Two days before she was about to be 'roasted' to benefit Variety Club of Des Moines which raises money for children's hospitals in Des Moines, she suffered a stroke. As strokes go, it was relatively mild, but she still is having to relearn walking and writing. Paul and I visited her in the hospital (where she had a whole florist shop of flowers and had already sent an equal amount she'd received to area nursing homes), and we found her annoyed by this hitch in her busy life, but in good spirits and intent on a full recovery. She's rehabilitating at home now. She's a fighter — obviously. She'll make it all the way back.

Jeff Danielson

You may remember that I mentioned this State Senator from Waterloo in a recent post. I had spent the day at the Iowa State Capitol, or "on the hill" as it's informally called around here and listened to him speak about his efforts to take down Citizens United, that abhorrent ruling by the Supreme Court of the United States that says corporations are people. I came away thinking that he has definite higher-office potential. A couple of weeks later Senator Tom Harkin announced that he would not seek sixth term in 2014, and CityView, a local weekly newspaper with actual reporters and staff, ran an article saying that Congressman Bruce Braley would run for Tom's seat, and Jeff Danielson was mentioned as a potential candidate for Bruce's seat in CongressIt sounds like Jeff isn't going to run, but . . . you heard it from me first that he has the makings.


Iowa State Senator, Jeff Danielson

United States Senator Tom Harkin

Congressman Bruce Braley

Governor Terry Branstad

This is old gossip I know, but here you go anyway.
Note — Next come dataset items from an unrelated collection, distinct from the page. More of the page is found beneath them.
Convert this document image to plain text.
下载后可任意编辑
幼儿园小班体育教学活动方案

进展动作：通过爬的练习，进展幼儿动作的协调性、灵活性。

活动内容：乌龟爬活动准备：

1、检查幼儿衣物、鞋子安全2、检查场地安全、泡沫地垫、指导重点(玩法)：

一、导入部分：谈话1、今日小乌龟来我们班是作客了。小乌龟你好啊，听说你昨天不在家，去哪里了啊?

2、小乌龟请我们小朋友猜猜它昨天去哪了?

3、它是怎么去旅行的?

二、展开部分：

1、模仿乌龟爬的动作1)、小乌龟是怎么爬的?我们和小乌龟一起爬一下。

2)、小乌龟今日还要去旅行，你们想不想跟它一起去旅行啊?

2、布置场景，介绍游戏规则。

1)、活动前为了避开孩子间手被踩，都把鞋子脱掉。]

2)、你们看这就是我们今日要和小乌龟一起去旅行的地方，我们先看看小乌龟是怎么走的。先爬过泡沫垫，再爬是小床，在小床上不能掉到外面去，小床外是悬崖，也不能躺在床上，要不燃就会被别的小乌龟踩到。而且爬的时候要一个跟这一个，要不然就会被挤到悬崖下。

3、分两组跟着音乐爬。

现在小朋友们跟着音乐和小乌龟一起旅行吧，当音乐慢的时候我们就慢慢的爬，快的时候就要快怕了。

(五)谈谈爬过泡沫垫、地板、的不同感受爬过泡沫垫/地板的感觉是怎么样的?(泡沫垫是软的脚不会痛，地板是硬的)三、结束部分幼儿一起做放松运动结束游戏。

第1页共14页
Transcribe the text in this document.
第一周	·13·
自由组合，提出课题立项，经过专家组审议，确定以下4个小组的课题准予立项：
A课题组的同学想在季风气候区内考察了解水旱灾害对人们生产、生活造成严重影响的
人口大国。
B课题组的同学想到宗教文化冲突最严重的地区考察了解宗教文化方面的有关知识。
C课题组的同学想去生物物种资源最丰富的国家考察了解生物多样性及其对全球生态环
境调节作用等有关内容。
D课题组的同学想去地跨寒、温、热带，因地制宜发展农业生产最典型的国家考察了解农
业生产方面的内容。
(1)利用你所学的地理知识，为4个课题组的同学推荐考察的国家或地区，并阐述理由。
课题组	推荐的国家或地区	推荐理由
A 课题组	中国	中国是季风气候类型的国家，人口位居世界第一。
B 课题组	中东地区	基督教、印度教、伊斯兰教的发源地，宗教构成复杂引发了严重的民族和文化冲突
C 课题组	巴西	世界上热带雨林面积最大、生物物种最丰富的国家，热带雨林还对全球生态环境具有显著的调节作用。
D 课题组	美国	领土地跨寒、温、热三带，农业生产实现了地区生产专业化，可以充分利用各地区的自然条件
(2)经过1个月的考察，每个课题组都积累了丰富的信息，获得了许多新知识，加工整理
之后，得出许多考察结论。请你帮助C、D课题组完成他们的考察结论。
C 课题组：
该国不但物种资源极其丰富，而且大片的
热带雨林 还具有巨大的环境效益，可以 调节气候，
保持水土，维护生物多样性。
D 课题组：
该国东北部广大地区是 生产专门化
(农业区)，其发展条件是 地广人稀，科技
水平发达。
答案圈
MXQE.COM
You may recall that a year ago I had the unexpected pleasure of sitting with Senator Tom Harkin at the Iowa Girls' High School Basketball Tournament. The seats were in a special reserved VIP section in the first row at center court, and it was great fun.

Governor Branstad was sitting two rows behind us, and I have to say that he looked perfectly awful. He was ashen and hardly moved or talked or reacted to anything going on. I kept looking back to see if he was still alive! Obviously he was because he's still with us, but it certainly didn't look like he had any blood flowing in his body. Conspiracy theory: Maybe he doesn't!!!!!!